Published: April 14, 2017

Updated: July 24, 2018

Author: Luke Jones



Over the last 20 years, the P&C industry in Canada has shrunk according to a new report from the Property and Casualty Insurance Compensation Corporation (PACICC). The report shows that over the past two decades, 161 different insurance providers have left the market.

However, 96 percent of the departures were voluntary. The 11th PACICC Why Insurers Fail research report was released at the company’s annual general meeting at Cambridge Suites Toronto Hotel on Thursday. Grant Kelly, chief economist and vice president of financial analysis and regulatory affairs for the group presented a synopsis of the report.

Titled Why Insurers Fail: Exit Strategies of P&C Insurers, the report shows that between 1996 and 2015, around 96%, or 155 of the 161 companies pulled out of the market of their own accord. In other words, these companies did not go out of business because of financial strains. Forty of the firms disappeared by merging with other companies.

Some others were closed by regulators. Kelly notes that the P&C market lost 25-30% of its companies during 20 years.

“If I look back through the entire history of the insurance industry, there are literally hundreds of companies that no longer exist,” Kelly said during his presentation. “The lack of insolvencies over this period is evidence of a well-functioning insurance marketplace. Insurance insolvencies are very rare, in terms of exiting, it happens all the time.”
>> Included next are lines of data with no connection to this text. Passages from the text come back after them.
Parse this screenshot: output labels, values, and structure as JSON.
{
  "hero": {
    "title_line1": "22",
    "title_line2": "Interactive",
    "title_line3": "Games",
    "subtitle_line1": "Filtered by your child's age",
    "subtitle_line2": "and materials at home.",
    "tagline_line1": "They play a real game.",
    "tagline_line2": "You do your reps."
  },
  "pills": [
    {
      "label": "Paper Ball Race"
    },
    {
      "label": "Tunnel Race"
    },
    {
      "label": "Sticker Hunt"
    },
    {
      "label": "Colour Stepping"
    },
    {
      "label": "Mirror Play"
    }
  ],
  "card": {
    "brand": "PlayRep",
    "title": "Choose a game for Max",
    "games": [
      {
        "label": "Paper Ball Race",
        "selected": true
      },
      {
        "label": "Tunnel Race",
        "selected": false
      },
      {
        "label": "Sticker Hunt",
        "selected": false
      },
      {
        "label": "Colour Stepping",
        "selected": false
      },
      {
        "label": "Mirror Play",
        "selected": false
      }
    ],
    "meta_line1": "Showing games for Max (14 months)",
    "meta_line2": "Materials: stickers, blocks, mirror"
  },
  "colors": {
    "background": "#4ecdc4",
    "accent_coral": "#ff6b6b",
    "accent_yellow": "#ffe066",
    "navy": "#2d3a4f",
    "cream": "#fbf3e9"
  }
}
Of the 155 voluntary departures that left the market, 25% merged and 35% closed and stopped offering products in Canada. 32% transferred their books to other insurers.
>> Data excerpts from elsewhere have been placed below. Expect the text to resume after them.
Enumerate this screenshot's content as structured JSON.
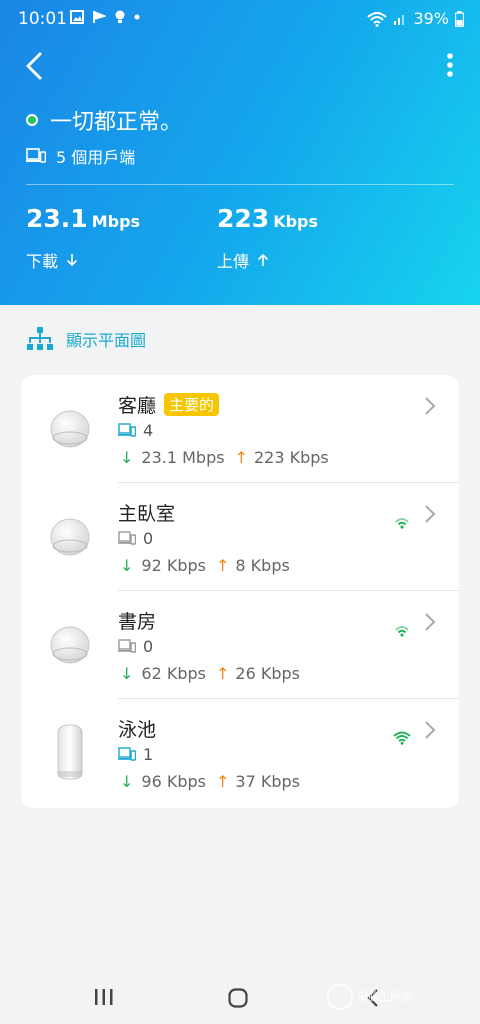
{
  "status_bar": {
    "time": "10:01",
    "battery": "39%"
  },
  "header": {
    "status_text": "一切都正常。",
    "clients_text": "5 個用戶端",
    "download": {
      "value": "23.1",
      "unit": "Mbps",
      "label": "下載"
    },
    "upload": {
      "value": "223",
      "unit": "Kbps",
      "label": "上傳"
    }
  },
  "floor_plan_link": "顯示平面圖",
  "devices": [
    {
      "name": "客廳",
      "badge": "主要的",
      "clients": "4",
      "down": "23.1 Mbps",
      "up": "223 Kbps"
    },
    {
      "name": "主臥室",
      "clients": "0",
      "down": "92 Kbps",
      "up": "8 Kbps"
    },
    {
      "name": "書房",
      "clients": "0",
      "down": "62 Kbps",
      "up": "26 Kbps"
    },
    {
      "name": "泳池",
      "clients": "1",
      "down": "96 Kbps",
      "up": "37 Kbps"
    }
  ],
  "watermark": "電腦王阿達",
  "colors": {
    "header_start": "#1a86e6",
    "header_end": "#17d4ee",
    "status_ok": "#22c55e",
    "link": "#1aa9cf",
    "badge": "#f7c600",
    "down_arrow": "#22b35a",
    "up_arrow": "#f08a14",
    "wifi": "#22b35a"
  },
  "icons": [
    "back-icon",
    "more-icon",
    "client-device-icon",
    "topology-icon",
    "wifi-signal-icon",
    "chevron-right-icon"
  ]
}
Individually, “insurers that exited via merger or exited voluntarily reported stronger underwriting results than firms that exited involuntarily,” the report said. “Insurers that exited by merging with another insurer, or those that left by other voluntary means, experienced better loss development than insurers that were forced to close by regulators.”
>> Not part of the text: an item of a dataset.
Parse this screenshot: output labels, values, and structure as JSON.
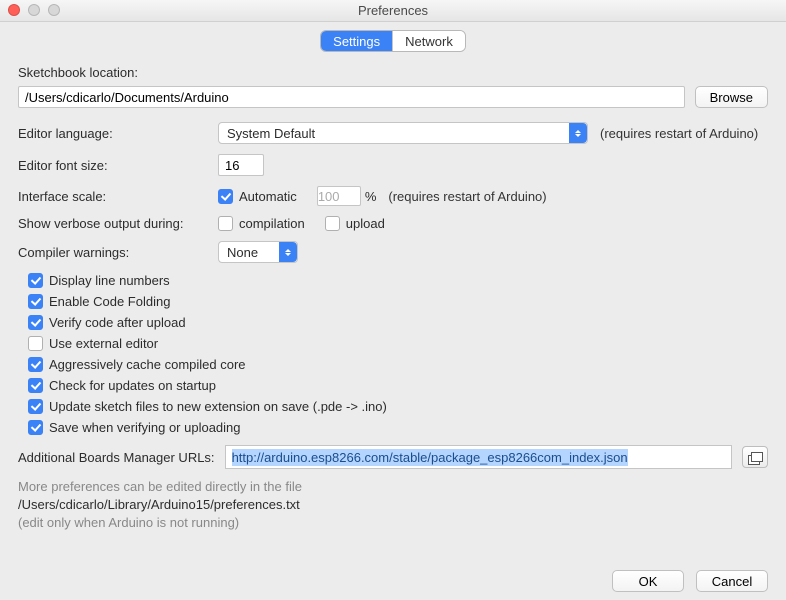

Kelly added that “the companies that merged appeared to be better reserved, so there was a reason they were attractive merger candidates,” By contrast, for the companies that voluntarily left or regulators closed, “our research shows that they are probably right to make those decisions – the reserves were inadequate,” he said.

“A core finding of all the other Why Insurers Fail papers, the number one reason why companies failed, is inadequate underwriting reserve,” Kelly said during his presentation, noting that of the involuntarily closed insurers, “their loss ratio was, in a lot of cases, twice the industry average at the end. Merger candidates were really close to the industry average.”